Discriminant Function Analysis in SPSS To do DFA in SPSS, start from “Classify” in the “Analyze” menu (because we’re trying to classify participants into different groups). In this case we’re looking at a dataset that describes children with ADHD. Research tells us that the degree of symptom impairment in childhood disorders is often in the eye of the beholder—some adults may think that a child has difficulty behaving, and other adults may not see it as a problem. For instance mothers (who are still most often the child’s primary caregiver) may think that a child has difficulty sitting still, while fathers (who may see the child primarily in less-structured “play” settings) may believe the behavior is “just kids being kids.” We’re going to look at whether the symptoms reported on four different measures (q1, q2, q3, and q4) can tell us whether those symptom ratings were provided by the child’s mother (“parent” = 1) or by the child’s father (“parent” = 2).

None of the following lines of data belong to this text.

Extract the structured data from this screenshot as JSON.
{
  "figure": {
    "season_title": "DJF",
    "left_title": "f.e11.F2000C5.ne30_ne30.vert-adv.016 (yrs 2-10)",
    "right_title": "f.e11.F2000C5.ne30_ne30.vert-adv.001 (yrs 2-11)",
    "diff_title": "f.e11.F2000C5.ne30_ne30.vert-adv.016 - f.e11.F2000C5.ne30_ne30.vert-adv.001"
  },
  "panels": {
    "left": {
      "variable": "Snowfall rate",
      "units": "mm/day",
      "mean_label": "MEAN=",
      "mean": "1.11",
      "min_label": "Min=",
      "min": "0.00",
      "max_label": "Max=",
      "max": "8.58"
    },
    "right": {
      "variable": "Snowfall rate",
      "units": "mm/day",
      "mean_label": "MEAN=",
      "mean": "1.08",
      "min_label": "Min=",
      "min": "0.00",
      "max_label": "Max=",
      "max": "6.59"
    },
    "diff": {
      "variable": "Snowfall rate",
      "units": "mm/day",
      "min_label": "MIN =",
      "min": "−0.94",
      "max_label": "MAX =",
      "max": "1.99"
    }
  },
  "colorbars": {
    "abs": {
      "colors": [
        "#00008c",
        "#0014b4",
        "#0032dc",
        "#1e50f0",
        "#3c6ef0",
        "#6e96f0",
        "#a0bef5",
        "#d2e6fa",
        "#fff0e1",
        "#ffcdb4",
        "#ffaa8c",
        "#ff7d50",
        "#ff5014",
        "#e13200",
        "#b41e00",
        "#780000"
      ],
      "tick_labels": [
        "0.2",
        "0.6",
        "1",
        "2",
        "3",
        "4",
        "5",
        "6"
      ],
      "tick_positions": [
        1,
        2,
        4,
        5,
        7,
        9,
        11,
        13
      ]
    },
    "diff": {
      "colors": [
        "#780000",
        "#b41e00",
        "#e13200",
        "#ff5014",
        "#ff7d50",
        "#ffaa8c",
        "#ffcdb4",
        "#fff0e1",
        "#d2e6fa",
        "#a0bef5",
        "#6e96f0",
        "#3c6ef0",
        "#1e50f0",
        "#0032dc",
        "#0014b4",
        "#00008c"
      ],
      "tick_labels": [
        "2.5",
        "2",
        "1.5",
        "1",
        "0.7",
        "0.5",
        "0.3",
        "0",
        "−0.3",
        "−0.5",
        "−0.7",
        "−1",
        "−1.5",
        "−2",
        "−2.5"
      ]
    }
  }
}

In the dialog box, put in “parent” as the “grouping variable” (in other words, the variable that you think defines different groups—your criterion variable for the analysis). It will appear in the box with two question marks after it—you have to tell SPSS what the codes are for the two groups that you want to compare. Hit “Define Range” and type in “1” and “2” as the different values of the “parent” variable that you want to compare. Then hit “Continue” to go on.

Now put the four “question” variables (q1-q4) in as the predictors (“independents”):

Hit the “Statistics” button to go on.

This sub-dialog box lets you see descriptive statistics on each predictor variable for the different groups. Let’s check “Means” to see some basic descriptive stats.

Hit “Continue” to go back to the main dialog box. Then, in the main dialog box, hit the “Classify” button to see the next sub-dialog.

Here’s the sub-dialog that you get when you hit the “Classify” button:

On this screen, check the box for the “summary table.” This will give you the classification table (sensitivity, specificity, etc.) on your printout. Hit “Continue” to go back to the main dialog box, and then hit “OK” to see the results of your analysis.

Here are the results:

Analysis Case Processing Summary

Unweighted Cases N Percent

Valid 89 97.8

Excluded Missing or out-of-range group codes 0 .0

At least one missing discriminating

variable

2 2.2

Both missing or out-of-range group

codes and at least one missing

discriminating variable

0 .0

Total 2 2.2

Total 91 100.0

This table just tells you if there’s any missing data.

Group Statistics

Mother or Father?

Mean Std. Deviation

Valid N (listwise)

Unweighted Weighted

Father Question 1 1.54 .519 13 13.000

Question 2 1.00 .000 13 13.000

Question 3 1.92 1.038 13 13.000

Question 4 1.62 .870 13 13.000

Mother Question 1 2.41 .819 76 76.000

Question 2 2.67 .598 76 76.000

Question 3 2.17 .915 76 76.000

Question 4 1.82 .905 76 76.000

Total Question 1 2.28 .839 89 89.000

Question 2 2.43 .810 89 89.000

Question 3 2.13 .932 89 89.000

Question 4 1.79 .898 89 89.000

This table shows the means that we asked for—it gives means on each variable for people in each sub-group, and also the overall means on each variable.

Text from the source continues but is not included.